Winter has the scent
Of absence. Nothing. Death. Life.
Shrouded under snow.
Spring is memory.
Fragrance from a walled garden
Calls to the lover.
Summer will not end.
Here at this wedding: wine, bower
Evermore and more.
Please permit another set of haiku-a reprint even, in this case. The pictures will return; I have, in any case, taken some within the last week at least.
I know that poetry should generally be offered sans commentary, but, alas, sometimes I cannot help myself. This set of haiku attempts to map the four seasons to the death, burial, and resurrection of Jesus Christ, with a look forward to the joys of the new creation. In the last two haiku, it also tries to allude to rich sensory images from the the Song of Solomon, which, among other things, is a metaphorical telling of Christ’s inloveness* with his church, his bride.
To be quite honest, even before my father died last week, I have been, and am more or less, in the winter haiku, under the dark drifts of naturalism and doubt, where its seems as if this world and all its toil is all there is and after that…nothing.

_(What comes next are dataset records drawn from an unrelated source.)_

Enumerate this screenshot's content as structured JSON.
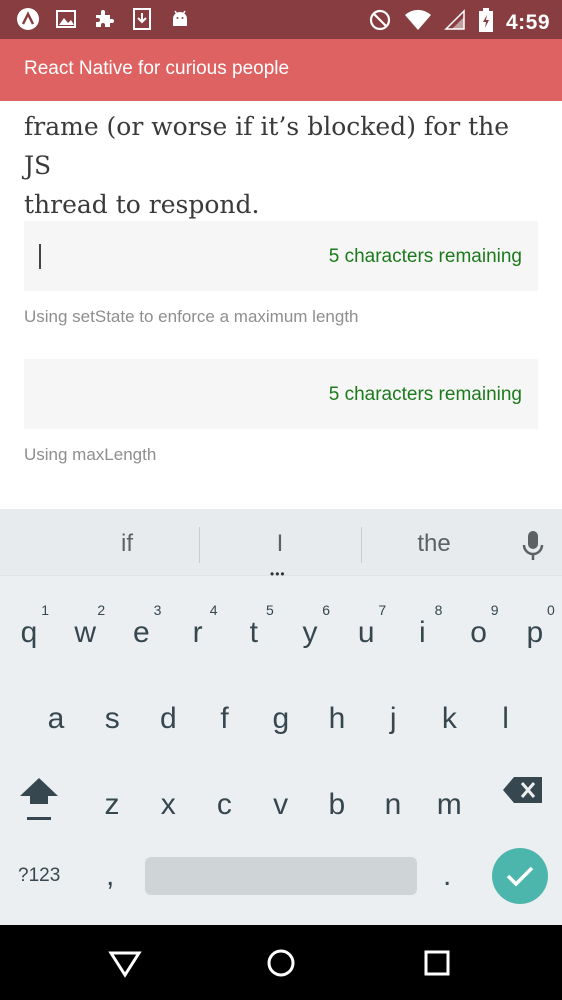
{
  "status_bar": {
    "time": "4:59",
    "left_icons": [
      "app-logo-icon",
      "image-icon",
      "puzzle-icon",
      "download-icon",
      "android-icon"
    ],
    "right_icons": [
      "do-not-disturb-icon",
      "wifi-icon",
      "signal-icon",
      "battery-icon"
    ]
  },
  "app_bar": {
    "title": "React Native for curious people",
    "color": "#df6262"
  },
  "content": {
    "paragraph_lines": [
      "frame (or worse if it’s blocked) for the JS",
      "thread to respond."
    ],
    "field1": {
      "value": "",
      "remaining": "5 characters remaining",
      "caption": "Using setState to enforce a maximum length"
    },
    "field2": {
      "value": "",
      "remaining": "5 characters remaining",
      "caption": "Using maxLength"
    }
  },
  "keyboard": {
    "suggestions": [
      "if",
      "I",
      "the"
    ],
    "row1": [
      {
        "k": "q",
        "n": "1"
      },
      {
        "k": "w",
        "n": "2"
      },
      {
        "k": "e",
        "n": "3"
      },
      {
        "k": "r",
        "n": "4"
      },
      {
        "k": "t",
        "n": "5"
      },
      {
        "k": "y",
        "n": "6"
      },
      {
        "k": "u",
        "n": "7"
      },
      {
        "k": "i",
        "n": "8"
      },
      {
        "k": "o",
        "n": "9"
      },
      {
        "k": "p",
        "n": "0"
      }
    ],
    "row2": [
      "a",
      "s",
      "d",
      "f",
      "g",
      "h",
      "j",
      "k",
      "l"
    ],
    "row3": [
      "z",
      "x",
      "c",
      "v",
      "b",
      "n",
      "m"
    ],
    "symbols_label": "?123",
    "comma": ",",
    "period": ".",
    "accent_color": "#4db6ac"
  }
}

And, yet, in better moments, my heart still longs for Spring and Summer after that-for goodness to fill the earth, for justice to reign, for suffering to end, for relationships to be healed, for true understanding between people to arrive, for me to be a whole and true person. It could be that these longings are an anomaly in a meaningless world, but, following C.S. Lewis, I am hoping their absurd existence in the teeth of the temptation to despair means that their fulfillment also really exists.
I want to believe that my father and my mother are…will be. That my father understands the things that knit his heart with sorrow over the last 2 decades of his life. That he now beholds my mother once again, not as his long mourned for wife, but as a strong, beautiful sister. That they can relish their particular shared piece of God’s creative and redemptive work equally along with a billion other pieces. I want to believe that in the light of the Eternal Day, that I am with them, too, at that wedding feast, tasting the wine.
*“Inloveness” is a phrase I borrowed from Sheldon Vanauken’s wonderful A Severe Mercy which I am rereading and which is about many of the themes of this post, including loss and a longing for heaven.